One whole scope of work for my team is to ensure that the metadata from a specimen remains correct throughout the course of the study, no matter what data stream that specimen appears in. We accomplish this by programmatically comparing the different data streams each day and issuing QCs when the data doesn’t match.  We then work with the labs and clinics to find the reason for the data discrepancy, the source documentation to determine the real value and to correct the QC.  This ensures that as many specimens as possible can then be used for testing.  Participants trust that when they donate blood or tissue, that it will be put to good use and we help to ensure that it will be.

The second large scope of work for the team is assay processing.  After clinical specimens have been processed and sent to labs for testing, we receive that assay data back into our group.  We again check to make sure the specimen metadata is clean and we also do additional quality checks to evaluate the data for format consistency, logic (if there is supposed to be a numeric value, we check to make sure the values are numeric), and some range checks and other assay specific checks.  This part of our work is important because not only do we want all specimens to be able to be used for testing, we want all the lab testing data to be used in the statistical analyses.  We provide consistently formatted and clean datasets to the statisticians for their analysis. 

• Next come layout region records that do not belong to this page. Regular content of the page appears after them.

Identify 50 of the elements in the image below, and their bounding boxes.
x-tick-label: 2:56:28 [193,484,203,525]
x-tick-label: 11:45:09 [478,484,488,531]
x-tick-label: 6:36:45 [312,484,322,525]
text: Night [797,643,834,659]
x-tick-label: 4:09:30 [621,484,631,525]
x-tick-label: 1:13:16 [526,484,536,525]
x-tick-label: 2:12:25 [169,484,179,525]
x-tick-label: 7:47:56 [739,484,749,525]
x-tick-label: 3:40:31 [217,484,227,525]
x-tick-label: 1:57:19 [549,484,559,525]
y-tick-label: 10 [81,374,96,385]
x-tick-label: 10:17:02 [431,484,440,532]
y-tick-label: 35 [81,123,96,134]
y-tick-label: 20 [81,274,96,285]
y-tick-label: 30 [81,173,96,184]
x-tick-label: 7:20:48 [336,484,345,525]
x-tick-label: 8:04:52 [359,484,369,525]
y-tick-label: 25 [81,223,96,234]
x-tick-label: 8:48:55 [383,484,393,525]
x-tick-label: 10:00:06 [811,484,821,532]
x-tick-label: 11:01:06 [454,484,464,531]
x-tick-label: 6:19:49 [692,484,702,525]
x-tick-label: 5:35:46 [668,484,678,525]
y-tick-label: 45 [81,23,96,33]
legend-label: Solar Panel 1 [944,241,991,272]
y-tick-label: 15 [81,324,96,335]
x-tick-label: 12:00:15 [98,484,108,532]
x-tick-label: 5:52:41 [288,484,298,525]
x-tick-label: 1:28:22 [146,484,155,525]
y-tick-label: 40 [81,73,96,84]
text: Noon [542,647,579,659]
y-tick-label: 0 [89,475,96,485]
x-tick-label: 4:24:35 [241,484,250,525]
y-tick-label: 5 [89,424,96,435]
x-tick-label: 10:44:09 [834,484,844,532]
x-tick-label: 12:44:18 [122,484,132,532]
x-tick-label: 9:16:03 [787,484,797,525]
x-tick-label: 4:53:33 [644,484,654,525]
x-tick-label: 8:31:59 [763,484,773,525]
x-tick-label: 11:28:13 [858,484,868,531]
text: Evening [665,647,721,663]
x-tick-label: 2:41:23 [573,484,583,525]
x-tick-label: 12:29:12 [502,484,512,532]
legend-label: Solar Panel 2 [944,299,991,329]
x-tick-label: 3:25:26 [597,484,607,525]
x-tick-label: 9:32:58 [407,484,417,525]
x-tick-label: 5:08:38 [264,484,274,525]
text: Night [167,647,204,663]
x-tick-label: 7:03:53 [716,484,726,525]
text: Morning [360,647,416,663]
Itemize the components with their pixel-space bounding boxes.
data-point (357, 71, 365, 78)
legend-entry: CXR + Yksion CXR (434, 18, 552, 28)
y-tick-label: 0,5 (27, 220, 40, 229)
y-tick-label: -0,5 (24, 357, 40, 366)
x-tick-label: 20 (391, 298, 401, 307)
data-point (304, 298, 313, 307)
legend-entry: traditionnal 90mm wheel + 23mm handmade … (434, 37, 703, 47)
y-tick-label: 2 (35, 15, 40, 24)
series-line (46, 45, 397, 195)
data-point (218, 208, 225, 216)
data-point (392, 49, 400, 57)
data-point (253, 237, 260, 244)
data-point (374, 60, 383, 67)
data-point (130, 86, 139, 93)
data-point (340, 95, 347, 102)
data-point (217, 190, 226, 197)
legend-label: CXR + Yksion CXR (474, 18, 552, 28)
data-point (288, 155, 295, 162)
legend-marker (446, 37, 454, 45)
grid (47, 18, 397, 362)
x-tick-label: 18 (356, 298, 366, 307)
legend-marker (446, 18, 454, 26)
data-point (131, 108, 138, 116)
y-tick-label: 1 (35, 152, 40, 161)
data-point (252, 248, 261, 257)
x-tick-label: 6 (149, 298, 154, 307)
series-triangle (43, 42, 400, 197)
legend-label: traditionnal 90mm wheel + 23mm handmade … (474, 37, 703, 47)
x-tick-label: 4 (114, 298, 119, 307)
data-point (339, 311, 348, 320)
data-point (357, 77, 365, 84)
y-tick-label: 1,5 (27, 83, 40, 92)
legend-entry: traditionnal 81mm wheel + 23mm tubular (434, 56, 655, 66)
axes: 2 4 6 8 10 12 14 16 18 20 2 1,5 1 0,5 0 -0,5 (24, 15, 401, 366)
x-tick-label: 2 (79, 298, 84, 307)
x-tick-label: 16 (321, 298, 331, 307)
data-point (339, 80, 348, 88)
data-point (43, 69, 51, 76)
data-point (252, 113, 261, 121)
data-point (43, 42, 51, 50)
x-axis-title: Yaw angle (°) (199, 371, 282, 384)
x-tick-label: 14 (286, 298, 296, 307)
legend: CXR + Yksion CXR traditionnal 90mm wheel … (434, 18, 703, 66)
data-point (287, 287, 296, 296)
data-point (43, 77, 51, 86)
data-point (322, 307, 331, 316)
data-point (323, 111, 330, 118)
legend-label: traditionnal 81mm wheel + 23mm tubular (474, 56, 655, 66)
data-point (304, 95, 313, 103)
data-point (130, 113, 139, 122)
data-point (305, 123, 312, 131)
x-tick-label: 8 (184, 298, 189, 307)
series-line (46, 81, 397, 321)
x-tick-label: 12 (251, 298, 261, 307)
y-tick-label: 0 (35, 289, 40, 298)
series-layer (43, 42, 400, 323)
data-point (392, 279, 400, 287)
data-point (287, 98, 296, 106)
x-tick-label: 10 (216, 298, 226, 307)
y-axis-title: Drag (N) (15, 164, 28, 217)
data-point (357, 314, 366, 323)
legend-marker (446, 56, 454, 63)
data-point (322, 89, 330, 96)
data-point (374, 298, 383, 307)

In short, lab data management in SCHARP is a group dedicated to preserving high quality laboratory data for analysis in clinical trials by safeguarding the metadata around clinical specimens and providing consistent and clean laboratory datasets for analysis.  If you’re interested, I can go into more detail about how we do this in subsequent posts.I will definitely be doing more posts about why it’s important to think about data management, even in a research setting and discussing some methods and best practices for how to start implementing lab data management, regardless of the setting.